Menurut Suwandono dan kawan-kawan dalam Ensiklopedi Wayang Purwa (1991: 265), Batara Kala adalah putra dewa tetapi berwujud raksasa karena terkena kutukan. Batara Kala adalah sosok raksasa jahat yang mengincar nyawa manusia, terutama anak-anak. Diceritakan Batara Kala diam-diam terbang ke surga dan mencuri Tirta Amertasari alias air abadi yang dipercaya bagi siapa saja yang meminum air tersebut akan hidup selamanya.

Namun aksi pencurian tersebut diketahui Batara Surya (Dewa Matahari) dan Batara Candra (Dewa Bulan). Mereka pun melaporkan perbuatan raksasa ini ke Batara Guru, pemimpin para dewa.

BACA JUGA: Cerita Penggusuran Makam-Makam Keramat di Jakarta, Dibongkar Ternyata Isinya Kosong

Belum sempat Tirta Amertasari tertelan oleh Batara Kala, tiba-tiba datang Batara Wisnu (Dewa Pemelihara Alam/Pelindung) yang diutus Batara Guru. Batara Wisnu langsung menebas batang leher Batara Kala.

Tubuh Batara Kala jatuh ke bumi, sementara kepalanya tetap melayang di angkasa. Karena itu Batara Kala sangat dendam kepada Batara Surya dan Batara Candra dan selalu mencoba menelan kedua dewa itu setiap ada kesempatan.

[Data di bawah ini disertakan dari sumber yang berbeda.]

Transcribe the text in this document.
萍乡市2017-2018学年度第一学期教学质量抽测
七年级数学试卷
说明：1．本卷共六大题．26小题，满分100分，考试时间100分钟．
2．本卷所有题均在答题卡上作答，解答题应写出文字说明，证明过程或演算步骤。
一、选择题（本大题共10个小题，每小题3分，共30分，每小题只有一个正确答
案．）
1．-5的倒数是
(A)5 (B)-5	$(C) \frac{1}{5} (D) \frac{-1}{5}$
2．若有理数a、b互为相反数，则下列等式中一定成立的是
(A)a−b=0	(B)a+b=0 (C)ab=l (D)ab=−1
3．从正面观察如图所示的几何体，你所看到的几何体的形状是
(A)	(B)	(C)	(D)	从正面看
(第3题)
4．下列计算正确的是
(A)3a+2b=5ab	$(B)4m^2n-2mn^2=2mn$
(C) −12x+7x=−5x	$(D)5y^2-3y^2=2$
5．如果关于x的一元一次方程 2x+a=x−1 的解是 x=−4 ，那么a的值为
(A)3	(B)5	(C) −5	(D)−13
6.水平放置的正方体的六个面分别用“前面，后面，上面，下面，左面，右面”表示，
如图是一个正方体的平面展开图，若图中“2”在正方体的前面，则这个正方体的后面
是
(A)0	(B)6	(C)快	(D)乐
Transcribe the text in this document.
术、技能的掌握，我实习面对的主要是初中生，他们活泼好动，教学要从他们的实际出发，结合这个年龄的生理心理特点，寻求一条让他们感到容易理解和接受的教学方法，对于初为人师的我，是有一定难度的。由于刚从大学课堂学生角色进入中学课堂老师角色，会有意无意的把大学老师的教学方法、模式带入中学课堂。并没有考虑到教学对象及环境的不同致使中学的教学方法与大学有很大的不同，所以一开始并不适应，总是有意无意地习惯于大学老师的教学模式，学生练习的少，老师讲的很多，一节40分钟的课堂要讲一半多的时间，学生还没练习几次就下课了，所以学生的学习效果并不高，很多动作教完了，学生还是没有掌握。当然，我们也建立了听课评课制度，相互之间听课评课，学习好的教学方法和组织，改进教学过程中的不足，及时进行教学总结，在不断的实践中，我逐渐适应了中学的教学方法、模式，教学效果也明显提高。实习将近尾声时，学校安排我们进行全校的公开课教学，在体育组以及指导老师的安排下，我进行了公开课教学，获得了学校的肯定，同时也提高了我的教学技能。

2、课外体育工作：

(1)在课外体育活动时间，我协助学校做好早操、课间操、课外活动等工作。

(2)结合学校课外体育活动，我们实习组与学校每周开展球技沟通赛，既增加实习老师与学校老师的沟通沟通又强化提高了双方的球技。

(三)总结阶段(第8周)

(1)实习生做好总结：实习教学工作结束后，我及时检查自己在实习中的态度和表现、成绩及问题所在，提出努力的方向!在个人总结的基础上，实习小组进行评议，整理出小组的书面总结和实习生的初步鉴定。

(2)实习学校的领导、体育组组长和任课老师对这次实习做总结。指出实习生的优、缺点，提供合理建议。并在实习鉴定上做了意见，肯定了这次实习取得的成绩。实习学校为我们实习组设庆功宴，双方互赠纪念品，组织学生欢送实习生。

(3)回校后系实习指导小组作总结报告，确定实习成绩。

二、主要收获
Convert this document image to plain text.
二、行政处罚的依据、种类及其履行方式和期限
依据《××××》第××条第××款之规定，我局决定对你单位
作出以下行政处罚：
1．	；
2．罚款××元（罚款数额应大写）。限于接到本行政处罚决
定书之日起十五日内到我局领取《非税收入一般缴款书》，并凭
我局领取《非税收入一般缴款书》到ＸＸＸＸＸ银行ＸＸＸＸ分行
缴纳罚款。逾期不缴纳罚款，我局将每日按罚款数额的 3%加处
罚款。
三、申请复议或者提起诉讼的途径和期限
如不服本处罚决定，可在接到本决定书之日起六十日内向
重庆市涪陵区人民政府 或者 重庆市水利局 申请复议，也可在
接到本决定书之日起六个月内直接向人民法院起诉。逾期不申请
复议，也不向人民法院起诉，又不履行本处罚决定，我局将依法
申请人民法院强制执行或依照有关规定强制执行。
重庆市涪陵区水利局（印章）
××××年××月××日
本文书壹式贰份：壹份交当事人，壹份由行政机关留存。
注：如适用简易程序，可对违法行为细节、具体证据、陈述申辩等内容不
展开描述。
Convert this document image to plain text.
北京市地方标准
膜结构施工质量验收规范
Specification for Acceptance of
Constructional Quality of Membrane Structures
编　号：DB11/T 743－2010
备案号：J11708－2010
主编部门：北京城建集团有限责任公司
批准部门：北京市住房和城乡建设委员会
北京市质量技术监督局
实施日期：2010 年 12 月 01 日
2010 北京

BACA JUGA: Makna Gunungan Wayang Kulit, Bentuk yang Dipakai di Logo Halal Indonesia

Yang paling fenomenal tentunya adalah soal mitos perempuan hamil yang menjadi incaran utama Batara Kala. Karena itu, perempuan yang sedang mengandung diwajibkan bersembunyi di tempat gelap, seperti di bawah atau kolong tempat tidur.

Kepercayaan itu bertujuan agar bayi yang dikandung tidak keguguran saat gerhana matahari berlangsung. Jika melanggar akibatnya bisa bahaya. Bayi bisa cacat, berkulit belang hitam putih, sampai yang paling tragis adalah kehilangan nyawa.

BACA JUGA: Setelah Wayang, Kini Nasi Padang yang Diharamkan

Ruwatan ritual sakral untuk buang sial dan penolak Batara Kala dilakukan... baca di halaman selanjutnya...


 Gerhana Matahari. Dahulu sebagian besar penduduk Jawa takut ketika terjadi gerhana karena percaya fenomena alam itu terjadi karena ulah Batara Kala. Foto: Republika.
Gerhana Matahari. Dahulu sebagian besar penduduk Jawa takut ketika terjadi gerhana karena percaya fenomena alam itu terjadi karena ulah Batara Kala. Foto: Republika.

RUWATAN PENOLAK BATARA KALA

Salah satu upacara yang masih dipercaya sebagian masyarakat Jawa untuk menghindarkan diri dari kesulitan dan tidak dimangsa Batara Kala adalah upacara ruwatan. Ruwatan biasanya diselenggarakan sebagai usaha membebaskan manusia atau kelompok yang sedang diliputi berbagai masalah atau terbentur kegagalan, serta membersihkan diri dari kesialan, aib, dan dosa.

Upacara ruwatan yang artinya kembali ke semula, biasanya digelar bersama pertunjukan wayang kulit dengan lakon yang berkisah tentang Batara Kala, Murwakala. Tak hanya di masyarakat Jawa saja, warga Sunda juga mengenal upacara "Ngeruwat" yang digelar bersamaan dengan pertunjukan wayang golek.

BACA JUGA: Ruwatan, Ritual Sakral untuk Buang Sial

Tradisi ruwatan memang masih hidup di dalam masyarakat Jawa. Ritual ini bermakna pembebasan sekaligus penyucian manusia sukerto dari "dosa bawaan". Ruwatan dilakukan kepada para sukerto, anak-anak yang berdosa karena takdir, akan menjadi santapan Batara Kala.

Kisah di balik itu semua karena janji Batara Guru, ayah dari Batara Kala yang mengizinkan Batara Kala memangsa anak-anak sukerto. Namun, Batara Guru mengatakan ritual ruwatan akan menyelamatkan anak-anak sukerto dari santapan Batara Kala.

.

DENGARKAN DONGENG PILIHAN UNTUK ANDA:

.

BACA BERITA MENARIK LAINNYA:

> Bolehkah Makan Nasi Berkat dari Acara Tahlilan? Halal Bisa Jadi Haram

> Banyak Pria Jakarta Sakit Raja Singa Gara-Gara Wisata "Petik Mangga"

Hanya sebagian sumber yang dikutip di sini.